図12は、上述した一連の処理をプログラムにより実行するコンピュータのハードウェアの構成例を示すブロック図である。
コンピュータにおいて、CPU(Central Processing Unit)201,ROM(Read Only Memory)202,RAM(Random Access Memory)203は、バス204により相互に接続されている。
バス204には、さらに、入出力インタフェース205が接続されている。入出力インタフェース205には、キーボード、マウス、マイクロホンなどよりなる入力部206、ディスプレイ、スピーカなどよりなる出力部207、ハードディスクや不揮発性のメモリなどよりなる記憶部208、ネットワークインタフェースなどよりなる通信部209、磁気ディスク、光ディスク、光磁気ディスク、あるいは半導体メモリなどのリムーバブルメディア211を駆動するドライブ210が接続されている。
以上のように構成されるコンピュータでは、CPU201が、例えば、記憶部208に記憶されているプログラムを、入出力インタフェース205およびバス204を介して、RAM203にロードして実行することにより、上述した一連の処理が行われる。
コンピュータ(CPU201)が実行するプログラムは、例えば、磁気ディスク(フレキシブルディスクを含む)、光ディスク(CD-ROM(Compact Disc-Read Only Memory),DVD(Digital Versatile Disc)等)、光磁気ディスク、もしくは半導体メモリなどよりなるパッケージメディアであるリムーバブルメディア211に記録して、あるいは、ローカルエリアネットワーク、インターネット、デジタル衛星放送といった、有線または無線の伝送媒体を介して提供される。
そして、プログラムは、リムーバブルメディア211をドライブ210に装着することにより、入出力インタフェース205を介して、記憶部208にインストールすることができる。
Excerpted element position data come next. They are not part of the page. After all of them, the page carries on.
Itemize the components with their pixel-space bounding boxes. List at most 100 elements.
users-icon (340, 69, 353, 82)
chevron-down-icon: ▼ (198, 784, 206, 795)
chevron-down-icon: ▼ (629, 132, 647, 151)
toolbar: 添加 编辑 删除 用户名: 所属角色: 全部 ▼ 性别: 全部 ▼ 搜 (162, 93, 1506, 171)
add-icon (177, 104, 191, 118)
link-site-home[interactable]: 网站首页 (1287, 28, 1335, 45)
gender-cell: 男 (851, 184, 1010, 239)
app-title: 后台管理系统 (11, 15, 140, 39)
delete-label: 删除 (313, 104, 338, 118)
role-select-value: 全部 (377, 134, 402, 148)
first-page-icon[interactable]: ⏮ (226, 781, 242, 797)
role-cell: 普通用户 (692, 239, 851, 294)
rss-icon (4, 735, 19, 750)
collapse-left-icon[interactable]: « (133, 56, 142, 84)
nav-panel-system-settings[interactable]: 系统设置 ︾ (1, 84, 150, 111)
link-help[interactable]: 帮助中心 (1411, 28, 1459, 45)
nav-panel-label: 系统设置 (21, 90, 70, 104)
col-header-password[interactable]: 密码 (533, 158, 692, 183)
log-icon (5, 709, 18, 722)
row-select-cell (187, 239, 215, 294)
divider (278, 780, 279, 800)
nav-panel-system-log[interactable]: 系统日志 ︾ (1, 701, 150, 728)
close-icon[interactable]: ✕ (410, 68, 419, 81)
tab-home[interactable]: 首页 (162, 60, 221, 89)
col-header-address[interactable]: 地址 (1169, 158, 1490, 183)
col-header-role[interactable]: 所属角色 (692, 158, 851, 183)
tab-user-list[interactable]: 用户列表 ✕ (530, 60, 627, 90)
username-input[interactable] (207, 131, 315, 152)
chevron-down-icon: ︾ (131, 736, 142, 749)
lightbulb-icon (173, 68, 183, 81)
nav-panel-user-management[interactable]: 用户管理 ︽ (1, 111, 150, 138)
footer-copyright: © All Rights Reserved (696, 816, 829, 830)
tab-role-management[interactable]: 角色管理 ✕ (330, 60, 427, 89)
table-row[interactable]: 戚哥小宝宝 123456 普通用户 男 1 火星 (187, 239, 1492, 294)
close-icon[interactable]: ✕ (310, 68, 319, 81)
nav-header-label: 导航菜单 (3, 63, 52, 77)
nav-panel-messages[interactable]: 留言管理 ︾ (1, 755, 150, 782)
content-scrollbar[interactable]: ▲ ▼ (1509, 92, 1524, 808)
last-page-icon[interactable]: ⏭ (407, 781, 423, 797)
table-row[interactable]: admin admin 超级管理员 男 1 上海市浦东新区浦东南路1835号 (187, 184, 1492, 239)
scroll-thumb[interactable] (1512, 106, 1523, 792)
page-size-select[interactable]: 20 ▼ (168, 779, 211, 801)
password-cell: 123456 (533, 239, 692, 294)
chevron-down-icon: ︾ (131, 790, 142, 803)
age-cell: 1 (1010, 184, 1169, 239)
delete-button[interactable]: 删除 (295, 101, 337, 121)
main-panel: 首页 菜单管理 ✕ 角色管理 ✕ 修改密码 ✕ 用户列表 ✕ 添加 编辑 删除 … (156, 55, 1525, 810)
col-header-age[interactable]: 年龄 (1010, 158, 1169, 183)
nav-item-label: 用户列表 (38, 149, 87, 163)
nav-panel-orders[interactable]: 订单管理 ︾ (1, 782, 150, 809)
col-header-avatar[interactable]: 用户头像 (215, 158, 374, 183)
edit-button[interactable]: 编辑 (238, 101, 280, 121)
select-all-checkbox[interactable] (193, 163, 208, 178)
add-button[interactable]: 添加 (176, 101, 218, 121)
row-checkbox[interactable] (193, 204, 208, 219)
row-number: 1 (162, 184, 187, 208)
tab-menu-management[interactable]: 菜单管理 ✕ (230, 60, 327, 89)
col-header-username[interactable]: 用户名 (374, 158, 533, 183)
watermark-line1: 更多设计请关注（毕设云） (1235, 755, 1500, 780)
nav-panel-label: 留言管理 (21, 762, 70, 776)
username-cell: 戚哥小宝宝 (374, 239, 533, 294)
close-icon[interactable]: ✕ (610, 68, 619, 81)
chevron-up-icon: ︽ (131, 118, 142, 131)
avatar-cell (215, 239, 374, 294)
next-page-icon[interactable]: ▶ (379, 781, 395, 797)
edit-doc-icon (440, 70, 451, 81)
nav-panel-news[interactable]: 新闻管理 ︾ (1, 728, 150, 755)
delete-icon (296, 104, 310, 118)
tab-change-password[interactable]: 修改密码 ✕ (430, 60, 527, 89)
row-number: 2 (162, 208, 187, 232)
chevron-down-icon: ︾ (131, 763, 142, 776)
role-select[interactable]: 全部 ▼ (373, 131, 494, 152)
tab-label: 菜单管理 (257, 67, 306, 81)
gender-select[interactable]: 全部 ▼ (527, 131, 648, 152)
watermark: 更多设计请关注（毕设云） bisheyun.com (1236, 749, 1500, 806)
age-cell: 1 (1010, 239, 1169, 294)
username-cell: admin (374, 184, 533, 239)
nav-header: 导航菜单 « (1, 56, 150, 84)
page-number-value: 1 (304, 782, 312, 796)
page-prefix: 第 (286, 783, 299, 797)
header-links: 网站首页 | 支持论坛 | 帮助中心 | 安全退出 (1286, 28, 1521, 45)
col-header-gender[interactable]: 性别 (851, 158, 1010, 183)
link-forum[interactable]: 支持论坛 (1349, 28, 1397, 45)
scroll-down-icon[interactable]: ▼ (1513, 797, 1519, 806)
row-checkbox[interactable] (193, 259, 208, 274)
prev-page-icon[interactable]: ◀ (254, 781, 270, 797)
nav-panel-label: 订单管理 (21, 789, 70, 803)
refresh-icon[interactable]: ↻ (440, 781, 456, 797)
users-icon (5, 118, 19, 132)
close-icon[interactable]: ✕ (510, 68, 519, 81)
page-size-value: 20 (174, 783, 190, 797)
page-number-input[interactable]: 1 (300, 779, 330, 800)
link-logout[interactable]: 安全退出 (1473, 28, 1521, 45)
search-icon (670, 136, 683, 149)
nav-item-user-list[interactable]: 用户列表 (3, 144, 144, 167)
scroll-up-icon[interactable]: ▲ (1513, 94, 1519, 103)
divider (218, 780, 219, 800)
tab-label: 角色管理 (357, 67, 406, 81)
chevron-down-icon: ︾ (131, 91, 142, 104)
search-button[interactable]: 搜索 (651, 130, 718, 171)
また、プログラムは、有線または無線の伝送媒体を介して、通信部209で受信し、記憶部208にインストールすることができる。その他、プログラムは、ROM202や記憶部208に、予めインストールしておくことができる。
なお、コンピュータが実行するプログラムは、本明細書で説明する順序に沿って時系列に処理が行われるプログラムであっても良いし、並列に、あるいは呼び出しが行われたとき等の必要なタイミングで処理が行われるプログラムであっても良い。